Galatians 6:1-6 NCV
The Character of God is restoring; The beginning, Part 2
Paul begins Galatians 6 with gentle advice and a warm and inviting tone. He begins by reminding them they are his brothers and sisters in Christ. Those terms evoke a feeling of family and invites them to live in such a way as to care for each other’s needs. Paul could have said, this is important, ‘so listen up,’
Instead, he appealed to their feelings.
Galatians 6:1-6 tells us, “Brothers and sisters, if someone in your group does something wrong, you who are spiritual should go to that person and gently help make him right again.” Then, in the same breath, Paul issues a mild warning in Galatians 6:2, when he says, “But be careful, because you might be tempted to sin, too.”

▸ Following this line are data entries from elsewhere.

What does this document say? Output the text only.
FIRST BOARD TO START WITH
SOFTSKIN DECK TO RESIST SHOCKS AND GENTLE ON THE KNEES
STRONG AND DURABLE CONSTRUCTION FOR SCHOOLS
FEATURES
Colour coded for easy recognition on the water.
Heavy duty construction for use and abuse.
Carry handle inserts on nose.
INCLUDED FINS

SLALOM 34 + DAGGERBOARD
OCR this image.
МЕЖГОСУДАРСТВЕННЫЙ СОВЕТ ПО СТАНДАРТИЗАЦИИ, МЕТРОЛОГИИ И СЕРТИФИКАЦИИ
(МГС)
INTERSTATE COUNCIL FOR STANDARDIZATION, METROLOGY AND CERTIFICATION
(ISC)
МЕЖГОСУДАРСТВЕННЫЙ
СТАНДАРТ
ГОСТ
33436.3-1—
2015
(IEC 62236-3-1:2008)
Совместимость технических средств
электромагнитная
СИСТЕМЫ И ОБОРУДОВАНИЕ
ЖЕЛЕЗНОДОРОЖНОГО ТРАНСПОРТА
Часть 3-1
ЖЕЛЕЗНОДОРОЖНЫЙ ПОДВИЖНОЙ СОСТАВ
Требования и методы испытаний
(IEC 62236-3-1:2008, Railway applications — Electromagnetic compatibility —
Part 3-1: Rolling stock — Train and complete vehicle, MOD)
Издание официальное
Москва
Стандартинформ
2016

The truth about the Apostle Paul is that he is a textbook case for a master communicator. Paul was a master defender of the faith. He not only spoke to the churches in the regions he visited, he followed up with letters. We know from Acts 22 that Paul was born a Roman Citizen which afforded him certain rights and privileges (https://en.wikipedia.org/wiki/Christian_apologetics). He was a Pharisee who spent his life studying Hebrew scripture. Because of his background he had the opportunity to speak to Governors and Kings.
We know from the book of Acts that:
-Acts 24 Paul spoke before Governor Felix in Caesarea
-Acts 25, Festus became the new Roman Governor and Paul spoke to him
-Acts 25:11, Paul asked to speak before Caesar
-Acts 26 Paul defended himself before King Agrippa
-Acts 27 Paul sets sail for Rome
-Acts 28 Paul in Rome lived in a home and people could come see him but he was guarded by a soldier.
According to various discussions in the book of Acts, none of the officials Paul spoke before could find substantial charges to level against Paul.*
In my opinion, none of them could ‘out argue’ Paul. In Galatians 6:2-6, Paul argues:
“By helping each other with your troubles, you truly obey the law of Christ. If anyone thinks he is important when he really is not, he is only fooling himself. Each person should judge his own actions and not compare himself with others. Then he can be proud for what he himself has done. Each person must be responsible for himself. Anyone who is learning the teaching of God should share all the good things he has with his teacher.”
Each verse in this section presents a clear step by step argument. He clearly told them:
-help each other
-judge your own actions and don’t compare yourself with others
-it is honorable to be responsible for yourself
-share the good news you learn with your teacher (and others)
In a nutshell, Paul outlined ‘good Christian rules to live by’. Paul was gently helping those who had or might inadvertently miss the mark. Remember in verse 2 Paul warned them to be careful lest they should sin. He was ever so carefully helping them see what their own attitude should be toward each other.
With every step and every action, Paul was helping the churches in Galatia learn how to live and be restored in Jesus.
See, Paul knew that one of the characteristics of God was restoration. Because of that, he knew God not only wants us to be restored, He wants us to help others to be restored. Paul knew in order for that to happen, they needed to understand that level of restoration occurs when we do not judge others.
The opposite is true as well.
God restores us without judgement. Our restoration is free and clear. Jesus paid the full price. We do not need to be judged by others.
This section of scripture provided a personal lesson for me (and maybe for you). If you have been judged, take heart. God is in the business of restoration. God wants us to share the good news of love and restoration with others so they too can be fully restored in Christ.
That is the God we serve. He forgives fully and restores completely, and if God deems it ‘true’ so should everyone.
Today’s Spiritual Practice is: be restored
Paul wrote in Romans 3:23 that all have sinned and fallen short. Be restored. Whenever God gives you the opportunity, tell others about God’s restoring power in their lives.
In Jesus, Deborah
*It is believed Paul was martyred around 67 A.D. by Nero. That was about the same time Peter was crucified.